Tampoco la Unión Europea ha sabido estar a la altura. Aún esperan en Galicia, en claro contraste con lo que ocurrió hace unos meses tras las inundaciones de Alemania, la presencia de un alto representante comunitario anunciando medidas concretas de apoyo. Lejos de ello, se muestran incapaces de vencer las presiones de reducidos pero poderosos grupos de interés para establecer medidas como mínimo equiparables a las que aprobara hace años Estados Unidos en defensa de los vertidos de hidrocarburos. En cualquier caso, conviene subrayarlo, ahí tampoco quedarían resueltos los problemas a escala planetaria, sino que únicamente desplazaríamos las mareas negras desde Estados Unidos y Europa hacia las gentes que habitan Asia o África.

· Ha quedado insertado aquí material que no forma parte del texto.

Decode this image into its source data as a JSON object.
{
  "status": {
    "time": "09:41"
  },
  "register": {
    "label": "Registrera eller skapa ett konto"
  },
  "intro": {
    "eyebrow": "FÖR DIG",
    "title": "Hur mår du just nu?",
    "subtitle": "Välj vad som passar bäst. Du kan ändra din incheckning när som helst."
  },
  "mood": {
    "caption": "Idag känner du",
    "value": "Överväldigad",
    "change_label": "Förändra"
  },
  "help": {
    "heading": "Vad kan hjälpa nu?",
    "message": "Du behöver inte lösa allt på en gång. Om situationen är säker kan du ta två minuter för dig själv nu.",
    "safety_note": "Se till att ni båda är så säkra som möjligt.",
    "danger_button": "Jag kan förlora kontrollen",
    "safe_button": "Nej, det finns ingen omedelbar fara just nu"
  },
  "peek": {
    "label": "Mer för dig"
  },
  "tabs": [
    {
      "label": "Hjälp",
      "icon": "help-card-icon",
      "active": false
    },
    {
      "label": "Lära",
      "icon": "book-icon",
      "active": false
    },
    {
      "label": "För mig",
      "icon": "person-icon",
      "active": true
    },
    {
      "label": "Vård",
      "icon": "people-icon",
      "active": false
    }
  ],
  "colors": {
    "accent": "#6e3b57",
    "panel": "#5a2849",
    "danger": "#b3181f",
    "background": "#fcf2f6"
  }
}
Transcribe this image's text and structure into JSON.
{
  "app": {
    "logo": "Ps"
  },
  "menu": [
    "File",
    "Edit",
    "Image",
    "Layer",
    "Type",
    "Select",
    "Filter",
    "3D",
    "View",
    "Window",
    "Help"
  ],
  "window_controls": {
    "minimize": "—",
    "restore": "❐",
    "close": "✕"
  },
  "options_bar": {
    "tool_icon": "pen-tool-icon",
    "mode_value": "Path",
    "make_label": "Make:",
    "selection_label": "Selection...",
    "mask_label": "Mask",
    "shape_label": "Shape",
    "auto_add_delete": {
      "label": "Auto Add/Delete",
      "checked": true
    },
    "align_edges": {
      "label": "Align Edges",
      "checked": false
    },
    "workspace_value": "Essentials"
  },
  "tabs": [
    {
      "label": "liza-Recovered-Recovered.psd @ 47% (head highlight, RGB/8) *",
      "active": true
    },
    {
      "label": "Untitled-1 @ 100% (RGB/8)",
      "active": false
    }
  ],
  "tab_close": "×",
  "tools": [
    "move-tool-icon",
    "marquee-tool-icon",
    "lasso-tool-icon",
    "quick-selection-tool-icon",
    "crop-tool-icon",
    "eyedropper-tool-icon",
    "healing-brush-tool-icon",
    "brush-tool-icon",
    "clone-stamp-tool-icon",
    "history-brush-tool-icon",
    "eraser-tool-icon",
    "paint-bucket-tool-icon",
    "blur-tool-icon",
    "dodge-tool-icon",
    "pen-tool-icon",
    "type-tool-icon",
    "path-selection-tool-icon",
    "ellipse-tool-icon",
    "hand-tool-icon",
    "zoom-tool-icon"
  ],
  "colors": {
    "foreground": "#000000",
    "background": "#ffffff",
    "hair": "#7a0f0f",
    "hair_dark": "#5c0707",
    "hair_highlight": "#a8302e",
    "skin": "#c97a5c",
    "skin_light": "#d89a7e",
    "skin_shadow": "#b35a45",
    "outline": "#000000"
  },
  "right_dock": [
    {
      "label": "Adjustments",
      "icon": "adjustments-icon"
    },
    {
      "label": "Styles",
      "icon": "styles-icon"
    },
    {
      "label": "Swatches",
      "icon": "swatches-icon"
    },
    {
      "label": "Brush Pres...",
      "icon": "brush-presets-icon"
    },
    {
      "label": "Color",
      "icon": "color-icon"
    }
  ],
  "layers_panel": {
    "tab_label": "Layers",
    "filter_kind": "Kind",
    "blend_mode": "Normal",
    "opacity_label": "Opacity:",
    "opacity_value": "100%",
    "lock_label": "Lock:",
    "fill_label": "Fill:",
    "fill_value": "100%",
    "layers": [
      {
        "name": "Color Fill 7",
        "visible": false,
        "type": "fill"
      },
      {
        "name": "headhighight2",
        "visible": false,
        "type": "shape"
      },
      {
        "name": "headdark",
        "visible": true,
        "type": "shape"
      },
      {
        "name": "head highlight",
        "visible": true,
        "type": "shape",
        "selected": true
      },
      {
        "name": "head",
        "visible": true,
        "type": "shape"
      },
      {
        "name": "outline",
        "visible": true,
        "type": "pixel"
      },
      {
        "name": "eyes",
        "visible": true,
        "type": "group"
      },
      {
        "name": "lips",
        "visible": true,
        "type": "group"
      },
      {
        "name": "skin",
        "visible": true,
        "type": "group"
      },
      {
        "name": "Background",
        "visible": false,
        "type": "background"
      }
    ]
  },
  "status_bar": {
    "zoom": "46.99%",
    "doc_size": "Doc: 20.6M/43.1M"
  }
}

La cuestión central es, por tanto, que la política y no lo intereses económicos debe volver a ponerse al timón, también en la escala supranacional, habilitando los ámbitos que sean precisos. El medio ambiente es, tal vez, la cuestión que con mayor claridad muestra la impotencia de cada Estado para acometer soluciones y consecuencias que no conocen fronteras. Ya es demasiado tarde para hacerse preguntas y para reparar el enorme daño causado en la confianza de los ciudadanos. De nada sirve que casi un mes después de la catástrofe los gobiernos empiecen ahora a poner medios, todavía de manera muy insuficiente, y a coordinar su actuación. La brecha existente entre el pueblo y sus representantes jamás ha sido tan insalvable desde 1996. El desprestigio del gobierno, central, del gobierno regional y de las instancias comunitarias no tienen precedentes. En medio de tanta farsa, de tanta mentira, de tanta mediocridad, de tanta frívola indiferencia institucional, me quedo con las imágenes del rostro enjuto de una mujer de negro llorando, por quinta vez en pocos años, a la vista del gran desastre, con la movilización solidaria de la mayoría social y con la de cientos de ciudadanos voluntarios, mayoritariamente jóvenes, limpiando con sus manos la sombra negra de la muerte. Afortunadamente, no todo es mentira, como amargamente gritaban jóvenes gallegos en una manifestación en Santiago. En cuanto al gobierno gallego y al gobierno central, el último servicio que sus presidentes podían hacer a la convivencia y a la democracia es dimitir y convocar nuevas elecciones en cuanto la emergencia esté mínimamente encauzada.

Joan Romero es catedrático en la Universidad de Valencia.